The baggy jeans can be sourced from Agolde’s Low Slung style, which captures the relaxed, slightly slouchy fit Chung favors. Black ballet flats are widely available across brands at every budget level. The beauty of this look is that its components are all wardrobe staples in their own right — a gray sweater, a colorful tee, a pair of baggy jeans, and ballet flats will each earn their place in a closet long after the specific outfit inspiration fades.

Frequently Asked Questions

How do I keep a tee from bunching up under a sweater?

Choose a fine-gauge cotton jersey tee rather than a heavyweight style, and smooth it flat against your torso before layering the sweater on top. Tucking the tee into your waistband helps anchor it, and reaching underneath the sweater after dressing to tug the tee flat eliminates most gathers. A relaxed-fit sweater skims over the tee more smoothly than a tight-fitting knit.

What if gray is not my color — which neutral sweaters work with bright tees?

Beige, camel, navy, cream, and charcoal all provide excellent backdrops for colorful tees. The principle is contrast: a warm-toned tee like yellow or coral stands out against cool neutrals like navy or charcoal, while a cool-toned tee like cobalt or emerald reads beautifully against warm neutrals like camel or cream. Chocolate brown, as Chung demonstrated with her suede jacket, also pairs remarkably well with bright yellow and other saturated shades.

Can the tee under sweater look work for a professional office environment?

Yes, with some adjustments. Opt for a fine-gauge merino or cashmere sweater in a dark neutral, and choose a tee in a deeper, more subdued jewel tone — burgundy, forest green, or navy rather than neon yellow. Make sure the tee’s neckline is clean and its hem does not hang below the sweater unevenly. Add tailored trousers and polished shoes, and the combination reads as intentional layering rather than casual weekend wear.

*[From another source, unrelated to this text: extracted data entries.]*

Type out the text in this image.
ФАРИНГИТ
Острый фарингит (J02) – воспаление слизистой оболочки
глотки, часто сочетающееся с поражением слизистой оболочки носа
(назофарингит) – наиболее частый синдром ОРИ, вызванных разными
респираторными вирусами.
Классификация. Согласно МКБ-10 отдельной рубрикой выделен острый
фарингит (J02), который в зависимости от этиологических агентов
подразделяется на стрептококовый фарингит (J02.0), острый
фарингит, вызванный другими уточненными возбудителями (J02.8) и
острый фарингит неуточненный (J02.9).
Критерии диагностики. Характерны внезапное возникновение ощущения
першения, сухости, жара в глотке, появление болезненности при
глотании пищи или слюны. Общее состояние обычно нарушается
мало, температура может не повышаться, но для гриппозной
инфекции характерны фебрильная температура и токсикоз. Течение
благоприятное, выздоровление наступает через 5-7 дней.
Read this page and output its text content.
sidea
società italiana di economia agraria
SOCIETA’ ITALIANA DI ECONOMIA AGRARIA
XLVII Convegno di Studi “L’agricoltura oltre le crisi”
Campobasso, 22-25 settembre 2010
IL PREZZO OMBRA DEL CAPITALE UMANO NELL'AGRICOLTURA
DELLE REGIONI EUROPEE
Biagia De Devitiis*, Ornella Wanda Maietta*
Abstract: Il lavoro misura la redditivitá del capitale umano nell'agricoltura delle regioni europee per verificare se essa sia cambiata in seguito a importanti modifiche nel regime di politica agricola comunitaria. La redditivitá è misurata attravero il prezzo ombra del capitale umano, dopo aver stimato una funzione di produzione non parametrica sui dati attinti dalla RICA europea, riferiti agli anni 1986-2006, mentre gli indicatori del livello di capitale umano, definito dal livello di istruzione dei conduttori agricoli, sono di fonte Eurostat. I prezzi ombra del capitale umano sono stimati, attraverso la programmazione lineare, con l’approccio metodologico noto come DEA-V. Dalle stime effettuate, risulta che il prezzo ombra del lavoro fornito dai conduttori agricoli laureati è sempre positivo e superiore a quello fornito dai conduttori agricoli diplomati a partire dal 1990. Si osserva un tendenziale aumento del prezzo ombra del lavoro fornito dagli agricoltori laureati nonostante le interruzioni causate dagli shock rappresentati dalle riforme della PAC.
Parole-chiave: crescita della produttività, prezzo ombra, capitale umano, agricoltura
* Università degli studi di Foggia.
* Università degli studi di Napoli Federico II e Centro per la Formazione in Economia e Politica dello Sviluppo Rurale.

The yellow tee under gray sweater moment that Alexa Chung delivered in Milan was not complicated. That is precisely what made it stick. It required no new purchases for anyone who already owns a gray sweater and a colored tee — just the willingness to pair them on purpose. The cool-girl approach to a T-shirt in 2026 is not about finding a more expensive version or a more distressed vintage cut. It is about treating color as a styling tool, not an afterthought, and letting a few inches of fabric at the collar do the heavy lifting.